US Release Date: 12-26-1933
Directed by: Rouben Mamoulian
- Greta Garbo, as
- Queen Christina
- John Gilbert, as
- Ian Keith, as
- Lewis Stone, as
- Elizabeth Young, as
- Countess Ebba Sparre
- C. Aubrey Smith as
Greta Garbo in Queen Christina.
Queen Christina tells the story of the 17th Century Swedish royal and her ill-fated love affair with a Spanish courier. It is a romantic tragedy of the highest order, the kind only Garbo could make.
Wishing a respite from her constantly attended life, Queen Christina disguises herself as a young man and sets out to see some of her countryside. At a tavern she meets a courier named Antonio sent from the king of Spain. Unbeknownst to her, Antonio is carrying a proposal of marriage. Antonio (John Gilbert) takes an immediate liking to the "boy". In 1983 Barbra Streisand borrowed liberally from this scene in her movie Yentl. In both cases it is a stretch to believe that they are supposed to be boys, but you have to accept this fact to enjoy either film.

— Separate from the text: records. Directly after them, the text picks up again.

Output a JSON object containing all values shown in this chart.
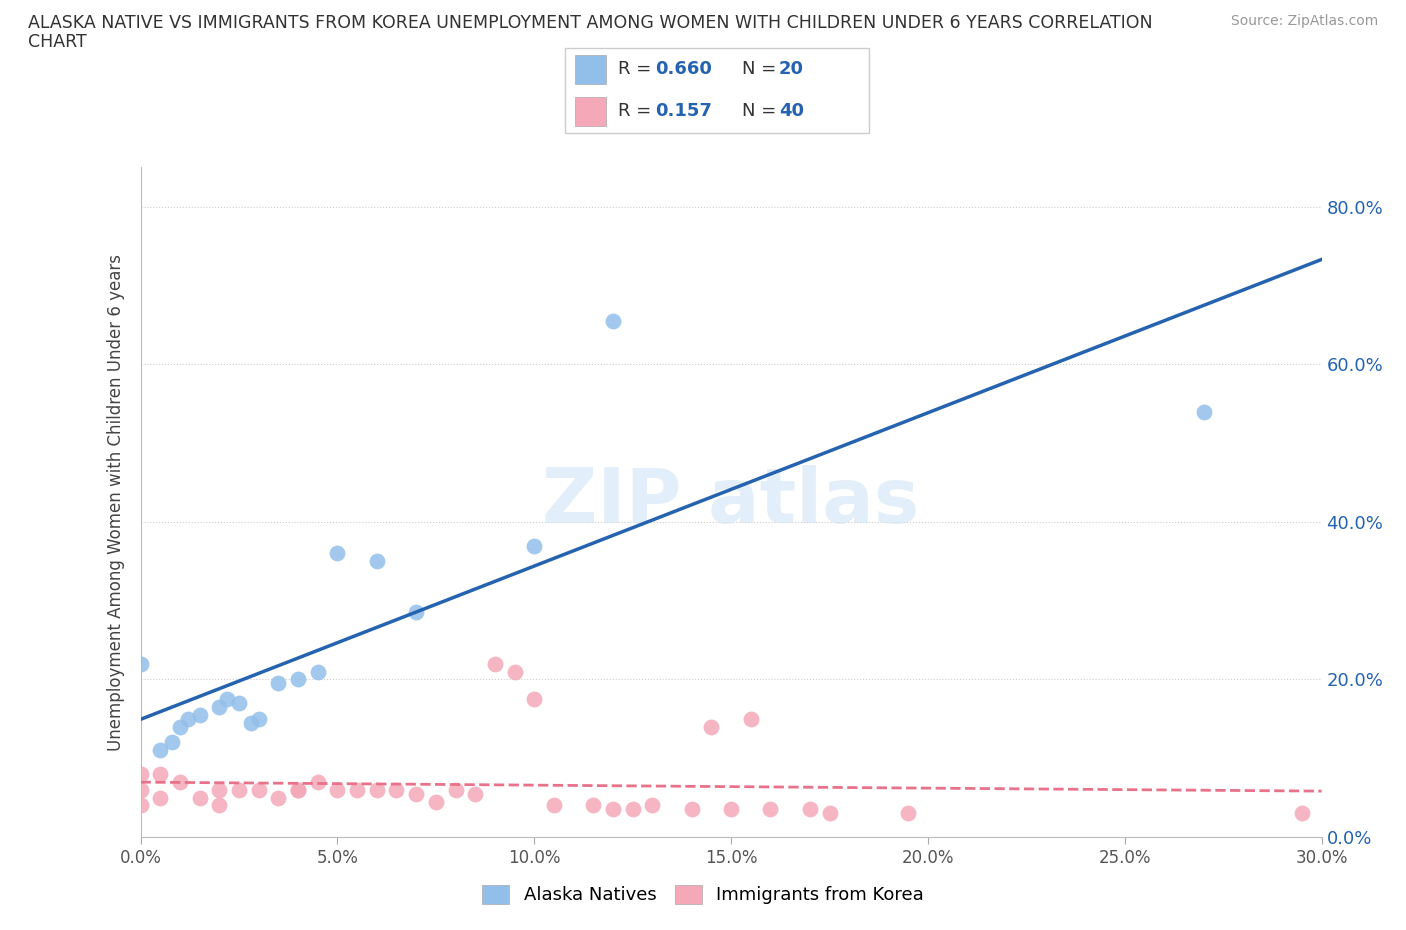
{
  "title_line1": "ALASKA NATIVE VS IMMIGRANTS FROM KOREA UNEMPLOYMENT AMONG WOMEN WITH CHILDREN UNDER 6 YEARS CORRELATION",
  "title_line2": "CHART",
  "source": "Source: ZipAtlas.com",
  "ylabel": "Unemployment Among Women with Children Under 6 years",
  "xlim": [
    0.0,
    0.3
  ],
  "ylim": [
    0.0,
    0.85
  ],
  "xticks": [
    0.0,
    0.05,
    0.1,
    0.15,
    0.2,
    0.25,
    0.3
  ],
  "yticks": [
    0.0,
    0.2,
    0.4,
    0.6,
    0.8
  ],
  "xticklabels": [
    "0.0%",
    "5.0%",
    "10.0%",
    "15.0%",
    "20.0%",
    "25.0%",
    "30.0%"
  ],
  "yticklabels": [
    "0.0%",
    "20.0%",
    "40.0%",
    "60.0%",
    "80.0%"
  ],
  "alaska_R": 0.66,
  "alaska_N": 20,
  "korea_R": 0.157,
  "korea_N": 40,
  "alaska_color": "#92bfea",
  "korea_color": "#f4a8b8",
  "alaska_line_color": "#2563b0",
  "korea_line_color": "#e8728a",
  "alaska_x": [
    0.0,
    0.005,
    0.008,
    0.01,
    0.012,
    0.015,
    0.02,
    0.022,
    0.025,
    0.028,
    0.03,
    0.035,
    0.04,
    0.045,
    0.05,
    0.06,
    0.07,
    0.1,
    0.12,
    0.27
  ],
  "alaska_y": [
    0.22,
    0.11,
    0.12,
    0.14,
    0.15,
    0.155,
    0.165,
    0.175,
    0.17,
    0.145,
    0.15,
    0.195,
    0.2,
    0.21,
    0.36,
    0.35,
    0.285,
    0.37,
    0.655,
    0.54
  ],
  "korea_x": [
    0.0,
    0.0,
    0.0,
    0.005,
    0.005,
    0.01,
    0.015,
    0.02,
    0.02,
    0.025,
    0.03,
    0.035,
    0.04,
    0.04,
    0.045,
    0.05,
    0.055,
    0.06,
    0.065,
    0.07,
    0.075,
    0.08,
    0.085,
    0.09,
    0.095,
    0.1,
    0.105,
    0.115,
    0.12,
    0.125,
    0.13,
    0.14,
    0.145,
    0.15,
    0.155,
    0.16,
    0.17,
    0.175,
    0.195,
    0.295
  ],
  "korea_y": [
    0.08,
    0.06,
    0.04,
    0.08,
    0.05,
    0.07,
    0.05,
    0.06,
    0.04,
    0.06,
    0.06,
    0.05,
    0.06,
    0.06,
    0.07,
    0.06,
    0.06,
    0.06,
    0.06,
    0.055,
    0.045,
    0.06,
    0.055,
    0.22,
    0.21,
    0.175,
    0.04,
    0.04,
    0.035,
    0.035,
    0.04,
    0.035,
    0.14,
    0.035,
    0.15,
    0.035,
    0.035,
    0.03,
    0.03,
    0.03
  ]
}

The Inn is booked solid so the 'boy' must room with Antonio. Forced with sharing a bed for the night, Christina reveals her true sex, but not her true identity. They fall instantly in love. The next morning Christina, realizing she cannot continue the charade, spends a few hopelessly romantic moments memorizing the details of the room. It is one of Garbo's most iconic scenes. She tells Antonio, "I have been memorizing this room. In the future, in my memory, I shall live a great deal in this room."
You can imagine Antonio's shock when he delivers his royal message to the Queen and discovers that she is the woman he fell in love with. From here the story moves quickly to its tragic conclusion. Antonio suffers mortal wounds in a duel and dies in his lover's arms aboard the ship they were planning on running away together in; Christina having abdicated her throne in order to be with her man.
The final shot of Christina on the prow of the ship staring into space is a miracle. Garbo never changes expression, hell she doesn't even blink. It is a truly stellar and incredibly moving moment in cinema.
Well, I think I've gushed enough for one review. All I can say is "SEE THIS FILM!"